My beef with the Winter Classic

I remember when they announced the NHL Winter Classic. I was pretty excited. It was a great idea – an outdoor game in a huge venue, giving tens of thousands of fans to watch a hockey game. Buffalo vs. Pittsburgh, and the game was pretty awesome too. Fantastic ending, even if the snow had gotten thick enough that it was tough to see Sidney Crosby’s OT goal. Regardless, it worked for me.

But the Winter Classic is currently on, and by all signs on Twitter is coming to a wild conclusion. And I could care less. And let me show you why:


2008: Pittsburgh Penguins at Buffalo Sabres
2009: Detroit Red Wings at Chicago Blackhawks
2010: Philadelphia Flyers at Boston Bruins
2011: Washington Capitals at Pittsburgh Penguins
2012: New York Rangers at Philadelphia Flyers

Not a single Canadian team has been highlighted in the Winter Classic.

Oh, but you’re reminding me that there’s been two Canadian outdoor games? You’re right! The 2003 Heritage Classic, between the Edmonton Oilers and the Montreal Canadiens, and the 2011 Heritage Classic, between the Calgary Flames and the Montreal Canadiens, both included Canadian teams outdoors. And that’s…

Anticlimactic.

The Heritage Classic is a huge success for NBC, and that’s one of the reasons I’ve lost patience with it. NBC does hockey terribly. Their announcers are shit, their commentary is bad, and their camera angles are atrocious. It might be great in the US market, but up here, it’s nothing short of bad.
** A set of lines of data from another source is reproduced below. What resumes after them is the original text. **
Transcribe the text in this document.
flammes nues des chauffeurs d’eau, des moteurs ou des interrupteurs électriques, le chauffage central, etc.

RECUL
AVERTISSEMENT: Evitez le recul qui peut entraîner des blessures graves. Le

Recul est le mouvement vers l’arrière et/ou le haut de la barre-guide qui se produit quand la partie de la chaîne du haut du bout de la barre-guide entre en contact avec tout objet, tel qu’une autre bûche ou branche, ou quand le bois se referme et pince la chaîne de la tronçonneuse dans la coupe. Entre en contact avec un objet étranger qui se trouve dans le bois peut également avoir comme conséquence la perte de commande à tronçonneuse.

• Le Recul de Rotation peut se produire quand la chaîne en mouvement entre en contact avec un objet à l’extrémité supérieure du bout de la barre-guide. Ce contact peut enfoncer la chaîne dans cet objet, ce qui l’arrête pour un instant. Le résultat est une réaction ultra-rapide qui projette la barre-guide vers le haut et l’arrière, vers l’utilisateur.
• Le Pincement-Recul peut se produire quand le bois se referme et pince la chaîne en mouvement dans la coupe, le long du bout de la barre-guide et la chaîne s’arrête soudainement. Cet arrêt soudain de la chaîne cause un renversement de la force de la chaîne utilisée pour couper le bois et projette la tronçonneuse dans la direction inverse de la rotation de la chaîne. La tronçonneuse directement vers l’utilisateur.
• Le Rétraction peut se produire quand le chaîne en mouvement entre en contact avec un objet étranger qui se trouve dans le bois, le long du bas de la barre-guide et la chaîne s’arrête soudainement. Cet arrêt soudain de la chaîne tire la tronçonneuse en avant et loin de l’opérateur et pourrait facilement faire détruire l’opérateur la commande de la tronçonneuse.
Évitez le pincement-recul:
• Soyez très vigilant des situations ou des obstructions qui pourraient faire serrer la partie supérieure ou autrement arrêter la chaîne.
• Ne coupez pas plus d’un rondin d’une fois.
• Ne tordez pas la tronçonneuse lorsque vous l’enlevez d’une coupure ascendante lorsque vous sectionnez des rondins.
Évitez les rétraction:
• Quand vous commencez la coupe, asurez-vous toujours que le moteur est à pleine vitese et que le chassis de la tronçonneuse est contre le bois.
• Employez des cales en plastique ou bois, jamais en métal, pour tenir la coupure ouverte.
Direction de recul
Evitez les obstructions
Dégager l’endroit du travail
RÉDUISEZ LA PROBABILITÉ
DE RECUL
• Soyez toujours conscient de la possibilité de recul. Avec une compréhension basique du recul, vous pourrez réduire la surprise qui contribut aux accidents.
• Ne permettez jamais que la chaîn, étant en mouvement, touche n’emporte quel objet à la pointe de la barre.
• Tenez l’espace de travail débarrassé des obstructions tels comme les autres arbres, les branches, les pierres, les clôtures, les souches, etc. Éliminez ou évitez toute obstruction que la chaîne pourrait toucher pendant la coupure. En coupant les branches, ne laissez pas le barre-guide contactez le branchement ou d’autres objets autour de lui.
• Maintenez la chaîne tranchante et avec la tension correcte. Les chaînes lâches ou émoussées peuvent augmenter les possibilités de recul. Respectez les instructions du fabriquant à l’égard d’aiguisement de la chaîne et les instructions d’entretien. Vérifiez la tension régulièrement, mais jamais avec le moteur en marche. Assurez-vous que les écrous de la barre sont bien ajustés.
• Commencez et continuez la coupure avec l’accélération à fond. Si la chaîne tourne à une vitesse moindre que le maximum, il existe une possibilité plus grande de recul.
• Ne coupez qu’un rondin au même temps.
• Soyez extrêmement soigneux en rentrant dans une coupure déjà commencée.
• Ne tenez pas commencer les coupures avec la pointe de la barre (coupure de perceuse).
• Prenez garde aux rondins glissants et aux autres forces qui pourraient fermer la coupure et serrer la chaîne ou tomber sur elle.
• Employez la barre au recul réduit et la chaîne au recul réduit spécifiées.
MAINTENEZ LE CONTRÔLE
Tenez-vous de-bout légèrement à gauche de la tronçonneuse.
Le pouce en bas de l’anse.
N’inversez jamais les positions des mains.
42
Another reason is the NHL’s inability to move the Classic out of the northeastern USA. The reasons for this are obvious: the most famous teams, the most bankable teams, are those in the northeastern US: Pittsburgh, New York, Boston, Philly, Chicago, Detroit (yes, technically east coast teams). To a newer extent, Washington is another team that has a large draw of fans and money. It’s unlikely you’ll see a team like Phoenix play in a Winter Classic sometime soon.

But what about the LA Kings, who are a very popular west coast team, or the St. Louis Blues? Both of those teams have some history, and if you pair it with a city like Philadelphia, New York, or Boston, you’d probably get people out to watch. But if you really wanted to make a Classic worth watching, how about Montreal vs. Boston in Fenway – one of the oldest and toughest rivalries in sports.

And the next time the NHL deems to toss Canada a Heritage Classic, it should be Jets vs. Maple Leafs. Including the Canadiens constantly is a good way to ensure Habs fans will watch, but it’s ignoring the great history of the Leafs that deserves honouring – and you might as well book tickets for everyone in Winnipeg and guarantee a sellout.

Let’s get some respect for the biggest, most hockey-mad country in the world at the NHL’s Premiere Event, please, and bring in a Canadian team at least once. I promise, Mr. Bettman, that it won’t kill your ratings if you do it right.

Update: Okay, that was a hell of a third period. Kudos to the Flyers and Rangers, who put on a fantastic show. That doesn’t mean the event resonates with me – but good hockey always does.